Many Americans admit lying about COVID-19 in new survey.  Here is their reason for being

Many Americans admit lying about COVID-19 in new survey. Here is their reason for being

Nearly half of Americans admitted they weren’t truthful about their COVID-19 status or failed to follow public health measures at the height of the pandemic in a new national survey conducted in part by a team of researchers from the University of Utah Health.

Wanting to feel normal and exercising personal freedom were the most cited reasons for a list of behaviors that included lying about the precautions they were taking against the spread of the virus, breaking quarantine rules, avoiding testing and not disclosing that they had COVID-19 when asked.

The results “suggest that misrepresentation and non-adherence to public health measures related to COVID-19 constitute a serious public health challenge,” according to an article about the study published Monday in the JAMA Network Open of the Journal of the American Medical Association.

“It gave us a much better idea of ​​what kind of behaviors people were engaging with and how prevalent they were. I think more importantly, we have a really good idea of ​​why,” said Alistair Thorpe, co – Study first author and postdoctoral researcher in the Department of Population Health Sciences at U Health.

Thorpe said the results were more concerning than surprising.

Many of the behaviors people were asked if they had engaged in “can have very serious consequences,” he said, such as not being open about having COVID-19 when they go to a doctor, “a place where there are potentially very vulnerable people who you are unknowingly exposing yourself to a very serious virus.

The online survey of 1,733 participants, including six respondents who said they lived in Utah, was conducted in December 2021, when the highly transmissible omicron variant of COVID-19 that drove cases to record highs in the whole world started sweeping the country.

In Utah, the surge of omicron led to the reimposition of mask mandates in Salt Lake and Summit counties, an effort that was quickly halted by state lawmakers, while hospitals ended up be so overcrowded that patients had to be turned away.

But just under 42% of Americans who took the survey reported misrepresenting or not following at least one of the nine behaviors, most often telling someone they spent time with. that they were taking more action against COVID-19 than they actually were.

Respondents who admitted that they had not been honest with others and/or did not follow rules intended to protect the public were asked to answer yes or no to a long list of possible reasons for their behavior . The most popular choices were:

  • “I wanted my life to be ‘normal’ (how I felt before the COVID-19 pandemic started).”
  • “I wanted to exercise my freedom to do whatever I want.”
  • “It’s nobody else’s business.”
  • “I didn’t feel very sick.”
  • “I was taking the advice of a public figure I trust (politicians, scientists, news personalities, celebrities).”

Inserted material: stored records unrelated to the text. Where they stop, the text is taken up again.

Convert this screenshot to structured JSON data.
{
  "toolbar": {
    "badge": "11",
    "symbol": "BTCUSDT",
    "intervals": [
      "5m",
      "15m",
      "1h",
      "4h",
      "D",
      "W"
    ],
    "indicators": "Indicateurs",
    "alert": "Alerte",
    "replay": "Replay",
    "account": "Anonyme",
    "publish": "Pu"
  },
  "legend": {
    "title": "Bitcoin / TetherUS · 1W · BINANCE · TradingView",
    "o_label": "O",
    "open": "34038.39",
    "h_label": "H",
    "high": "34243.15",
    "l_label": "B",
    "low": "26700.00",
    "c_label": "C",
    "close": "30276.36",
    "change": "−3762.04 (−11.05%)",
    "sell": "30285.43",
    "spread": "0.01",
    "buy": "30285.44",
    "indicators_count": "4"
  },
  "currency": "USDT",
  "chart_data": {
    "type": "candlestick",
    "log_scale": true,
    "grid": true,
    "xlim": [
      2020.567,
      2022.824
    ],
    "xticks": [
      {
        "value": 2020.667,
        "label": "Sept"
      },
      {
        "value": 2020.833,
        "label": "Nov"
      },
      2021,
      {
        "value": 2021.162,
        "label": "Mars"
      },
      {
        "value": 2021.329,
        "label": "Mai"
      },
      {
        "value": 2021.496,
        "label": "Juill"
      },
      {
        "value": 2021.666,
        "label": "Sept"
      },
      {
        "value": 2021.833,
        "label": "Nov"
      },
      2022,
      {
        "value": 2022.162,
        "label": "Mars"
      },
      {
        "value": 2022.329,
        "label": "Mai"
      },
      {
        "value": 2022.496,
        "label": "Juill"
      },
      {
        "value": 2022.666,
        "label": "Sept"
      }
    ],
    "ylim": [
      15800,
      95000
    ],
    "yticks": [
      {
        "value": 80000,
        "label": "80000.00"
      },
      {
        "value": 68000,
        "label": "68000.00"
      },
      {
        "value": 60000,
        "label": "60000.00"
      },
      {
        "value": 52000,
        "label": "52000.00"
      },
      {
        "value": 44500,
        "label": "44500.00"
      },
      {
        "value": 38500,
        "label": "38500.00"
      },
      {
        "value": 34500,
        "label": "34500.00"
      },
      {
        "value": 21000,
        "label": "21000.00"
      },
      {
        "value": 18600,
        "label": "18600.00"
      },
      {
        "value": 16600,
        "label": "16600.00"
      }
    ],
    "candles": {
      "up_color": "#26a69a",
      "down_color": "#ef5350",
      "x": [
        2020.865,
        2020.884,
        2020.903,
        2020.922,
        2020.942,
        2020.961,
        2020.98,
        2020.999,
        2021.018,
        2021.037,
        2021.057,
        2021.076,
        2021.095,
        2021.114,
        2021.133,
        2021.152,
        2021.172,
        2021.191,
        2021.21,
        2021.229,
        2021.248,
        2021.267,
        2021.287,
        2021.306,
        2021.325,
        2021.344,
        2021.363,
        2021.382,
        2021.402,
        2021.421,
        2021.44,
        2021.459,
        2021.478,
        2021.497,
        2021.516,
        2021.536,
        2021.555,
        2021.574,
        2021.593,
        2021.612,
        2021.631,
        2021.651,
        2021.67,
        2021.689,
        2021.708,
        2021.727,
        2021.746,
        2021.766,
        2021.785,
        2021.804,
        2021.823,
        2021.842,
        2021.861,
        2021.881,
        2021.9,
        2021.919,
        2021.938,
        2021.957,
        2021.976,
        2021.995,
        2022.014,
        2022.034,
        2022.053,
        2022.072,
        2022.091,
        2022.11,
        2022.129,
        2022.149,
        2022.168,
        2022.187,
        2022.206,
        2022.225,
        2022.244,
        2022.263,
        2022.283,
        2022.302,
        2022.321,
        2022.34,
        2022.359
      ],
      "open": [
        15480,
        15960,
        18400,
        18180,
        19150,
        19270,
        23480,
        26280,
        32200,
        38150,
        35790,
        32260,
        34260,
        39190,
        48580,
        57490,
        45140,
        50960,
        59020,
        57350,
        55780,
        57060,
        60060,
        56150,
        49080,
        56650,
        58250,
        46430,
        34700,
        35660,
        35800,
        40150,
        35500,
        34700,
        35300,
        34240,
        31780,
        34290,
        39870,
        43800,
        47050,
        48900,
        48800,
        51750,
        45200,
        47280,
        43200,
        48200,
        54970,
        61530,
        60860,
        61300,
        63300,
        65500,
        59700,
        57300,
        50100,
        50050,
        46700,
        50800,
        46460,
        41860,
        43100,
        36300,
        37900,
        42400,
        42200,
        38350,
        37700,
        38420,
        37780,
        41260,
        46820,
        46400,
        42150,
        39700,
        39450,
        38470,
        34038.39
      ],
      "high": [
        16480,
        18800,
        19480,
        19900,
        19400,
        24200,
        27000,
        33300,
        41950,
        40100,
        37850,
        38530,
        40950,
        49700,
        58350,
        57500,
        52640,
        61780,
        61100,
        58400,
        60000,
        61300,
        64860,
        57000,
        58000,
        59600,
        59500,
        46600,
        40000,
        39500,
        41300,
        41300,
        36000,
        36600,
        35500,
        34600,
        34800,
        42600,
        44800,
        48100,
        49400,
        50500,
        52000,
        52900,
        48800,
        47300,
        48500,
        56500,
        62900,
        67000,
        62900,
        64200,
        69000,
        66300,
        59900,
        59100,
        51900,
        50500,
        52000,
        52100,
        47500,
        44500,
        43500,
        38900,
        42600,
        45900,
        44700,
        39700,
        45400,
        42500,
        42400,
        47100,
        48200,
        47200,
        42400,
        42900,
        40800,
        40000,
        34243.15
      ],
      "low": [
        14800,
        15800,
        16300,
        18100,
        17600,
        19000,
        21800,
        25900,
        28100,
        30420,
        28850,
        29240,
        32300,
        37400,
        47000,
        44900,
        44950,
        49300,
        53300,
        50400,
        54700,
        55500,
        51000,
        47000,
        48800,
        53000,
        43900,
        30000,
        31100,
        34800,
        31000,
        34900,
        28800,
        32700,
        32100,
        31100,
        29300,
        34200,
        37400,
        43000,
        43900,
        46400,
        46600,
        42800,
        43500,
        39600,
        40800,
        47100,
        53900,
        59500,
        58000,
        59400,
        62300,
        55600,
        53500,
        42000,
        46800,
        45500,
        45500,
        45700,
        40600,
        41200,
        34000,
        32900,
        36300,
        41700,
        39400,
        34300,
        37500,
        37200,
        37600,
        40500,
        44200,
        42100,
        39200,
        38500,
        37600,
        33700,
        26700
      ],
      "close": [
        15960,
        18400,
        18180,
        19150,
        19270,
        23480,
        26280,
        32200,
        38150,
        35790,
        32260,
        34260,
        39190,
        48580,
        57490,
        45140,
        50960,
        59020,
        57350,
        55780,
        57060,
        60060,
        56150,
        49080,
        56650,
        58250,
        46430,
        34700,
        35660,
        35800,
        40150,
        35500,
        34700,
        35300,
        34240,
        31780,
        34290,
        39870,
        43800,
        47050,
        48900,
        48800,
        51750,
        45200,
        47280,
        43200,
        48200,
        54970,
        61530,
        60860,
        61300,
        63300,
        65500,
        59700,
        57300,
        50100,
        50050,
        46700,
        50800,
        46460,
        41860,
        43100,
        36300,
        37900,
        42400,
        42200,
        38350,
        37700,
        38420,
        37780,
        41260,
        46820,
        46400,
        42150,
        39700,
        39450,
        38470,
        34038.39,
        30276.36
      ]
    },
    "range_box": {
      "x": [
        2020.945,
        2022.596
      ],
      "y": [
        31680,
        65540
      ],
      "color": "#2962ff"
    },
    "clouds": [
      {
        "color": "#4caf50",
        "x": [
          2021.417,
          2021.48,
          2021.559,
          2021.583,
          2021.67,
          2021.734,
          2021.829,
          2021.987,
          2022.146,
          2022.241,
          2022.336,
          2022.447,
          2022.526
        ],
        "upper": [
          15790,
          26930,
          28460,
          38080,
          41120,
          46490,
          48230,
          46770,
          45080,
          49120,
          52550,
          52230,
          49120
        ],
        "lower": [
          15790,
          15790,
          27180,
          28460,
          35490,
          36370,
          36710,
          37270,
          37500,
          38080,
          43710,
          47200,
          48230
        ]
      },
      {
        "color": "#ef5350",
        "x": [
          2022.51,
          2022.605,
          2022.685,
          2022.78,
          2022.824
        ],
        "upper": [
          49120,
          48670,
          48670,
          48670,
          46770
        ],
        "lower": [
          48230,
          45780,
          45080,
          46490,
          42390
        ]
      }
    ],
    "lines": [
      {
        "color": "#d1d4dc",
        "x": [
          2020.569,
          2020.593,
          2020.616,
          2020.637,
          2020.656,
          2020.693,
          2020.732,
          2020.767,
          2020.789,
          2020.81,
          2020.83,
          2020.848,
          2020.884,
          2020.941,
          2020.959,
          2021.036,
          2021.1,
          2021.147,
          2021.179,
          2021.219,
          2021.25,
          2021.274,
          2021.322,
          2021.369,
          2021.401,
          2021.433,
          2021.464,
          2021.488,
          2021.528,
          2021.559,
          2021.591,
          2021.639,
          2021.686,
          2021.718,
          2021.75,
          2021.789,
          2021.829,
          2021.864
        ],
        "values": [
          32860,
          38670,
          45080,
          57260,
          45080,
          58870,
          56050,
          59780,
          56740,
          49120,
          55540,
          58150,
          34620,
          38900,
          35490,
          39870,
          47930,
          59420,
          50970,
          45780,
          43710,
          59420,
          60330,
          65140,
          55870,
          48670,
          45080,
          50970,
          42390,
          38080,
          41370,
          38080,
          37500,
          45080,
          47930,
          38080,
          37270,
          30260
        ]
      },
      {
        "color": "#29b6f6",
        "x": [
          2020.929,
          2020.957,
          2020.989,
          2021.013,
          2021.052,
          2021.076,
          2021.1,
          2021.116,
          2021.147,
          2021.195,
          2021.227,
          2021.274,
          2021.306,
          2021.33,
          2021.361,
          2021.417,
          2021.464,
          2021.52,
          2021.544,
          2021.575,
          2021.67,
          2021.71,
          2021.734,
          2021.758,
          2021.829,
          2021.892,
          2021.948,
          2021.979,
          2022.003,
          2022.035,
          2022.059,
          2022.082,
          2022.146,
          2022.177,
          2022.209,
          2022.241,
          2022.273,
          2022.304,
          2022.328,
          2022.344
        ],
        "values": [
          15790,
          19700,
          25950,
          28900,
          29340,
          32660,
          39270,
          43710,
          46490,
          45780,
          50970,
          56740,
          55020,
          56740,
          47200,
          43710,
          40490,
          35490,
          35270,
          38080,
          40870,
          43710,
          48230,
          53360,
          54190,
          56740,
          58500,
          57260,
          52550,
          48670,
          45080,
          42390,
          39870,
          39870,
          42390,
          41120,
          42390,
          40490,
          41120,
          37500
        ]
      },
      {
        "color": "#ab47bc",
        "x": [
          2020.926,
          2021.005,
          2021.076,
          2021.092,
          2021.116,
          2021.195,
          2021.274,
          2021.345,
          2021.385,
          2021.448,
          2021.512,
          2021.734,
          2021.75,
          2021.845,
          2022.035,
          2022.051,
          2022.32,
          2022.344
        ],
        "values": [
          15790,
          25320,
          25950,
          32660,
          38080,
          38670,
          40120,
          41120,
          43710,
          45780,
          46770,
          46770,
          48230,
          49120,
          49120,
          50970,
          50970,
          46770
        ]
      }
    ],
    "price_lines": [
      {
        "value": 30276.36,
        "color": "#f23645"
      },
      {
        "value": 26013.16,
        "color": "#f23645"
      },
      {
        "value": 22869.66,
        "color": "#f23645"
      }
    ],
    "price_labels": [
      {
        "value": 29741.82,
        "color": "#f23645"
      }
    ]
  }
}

However, the survey also found that “a substantial portion of participants” also agreed with these reasons:

  • “I didn’t think COVID-19 was real.”
  • “I didn’t think COVID-19 was a big deal.”
  • “I didn’t want anyone to judge me or think badly of me.”

A third of the participants had already had COVID-19, while the remaining participants who had not had the virus were split between vaccinated and unvaccinated. About 60% having sought the advice of a doctor for prevention or treatment.

While those under 60 – and those who expressed greater distrust of science – were more likely to engage in misrepresentation or non-adherence behaviors, no association was found with political beliefs, party affiliation or religion.

“We don’t believe these are simple behaviors, that people do one thing for a reason,” Thorpe said. “We really have to work to solve them all, so it’s not, ‘Oh, if we change one thing, it will have the desired result.’ It is a very complex behavioral process.

A theme that emerged was “people who want to retain their autonomy, that they feel it’s nobody else’s business, that they want to exercise their personal freedom. The fact that these similar concepts are constantly prevalent for a number of reasons tells us something about how we can work better to communicate,” he said.

Making it easier to comply with public health measures can help people feel less resilient, Thorpe said. But he said public health officials also need to “figure out how you can talk to people about these concerns that they have in a way that can help them engage more with these measures” and see their collective benefit. .

“That’s why this study is so important. We have to try to figure out who we don’t communicate with as well and how we can do better,” Thorpe said. The challenge during the COVID-19 pandemic is that “people have been asked to do things they never even had to figure out before in their lives. So it’s a challenge. »

Many people have struggled to shift their perspective from viewing compliance with public health measures in terms of personal concerns to focusing more on how their actions might protect others. It “goes back to how a lot of these things have been really harrowing. You can have the best intentions,” he said.

Thorpe said the pandemic has placed people “into an extremely long period of uncertainty, of stress in all aspects of your life – your social life, your financial life, your life philosophies – those kinds of situations, those situations extremes as we have seen here can make it difficult to adopt more proactive behavior.

In addition to Thorpe and others at the University of Utah, including Angela Fagerlin, the study’s lead author and chair of the Department of Population Health Sciences, Salt Lake Veterans Administration researchers City as well as institutions in Connecticut, Colorado, Iowa and the American Heart Association also contributed to the study.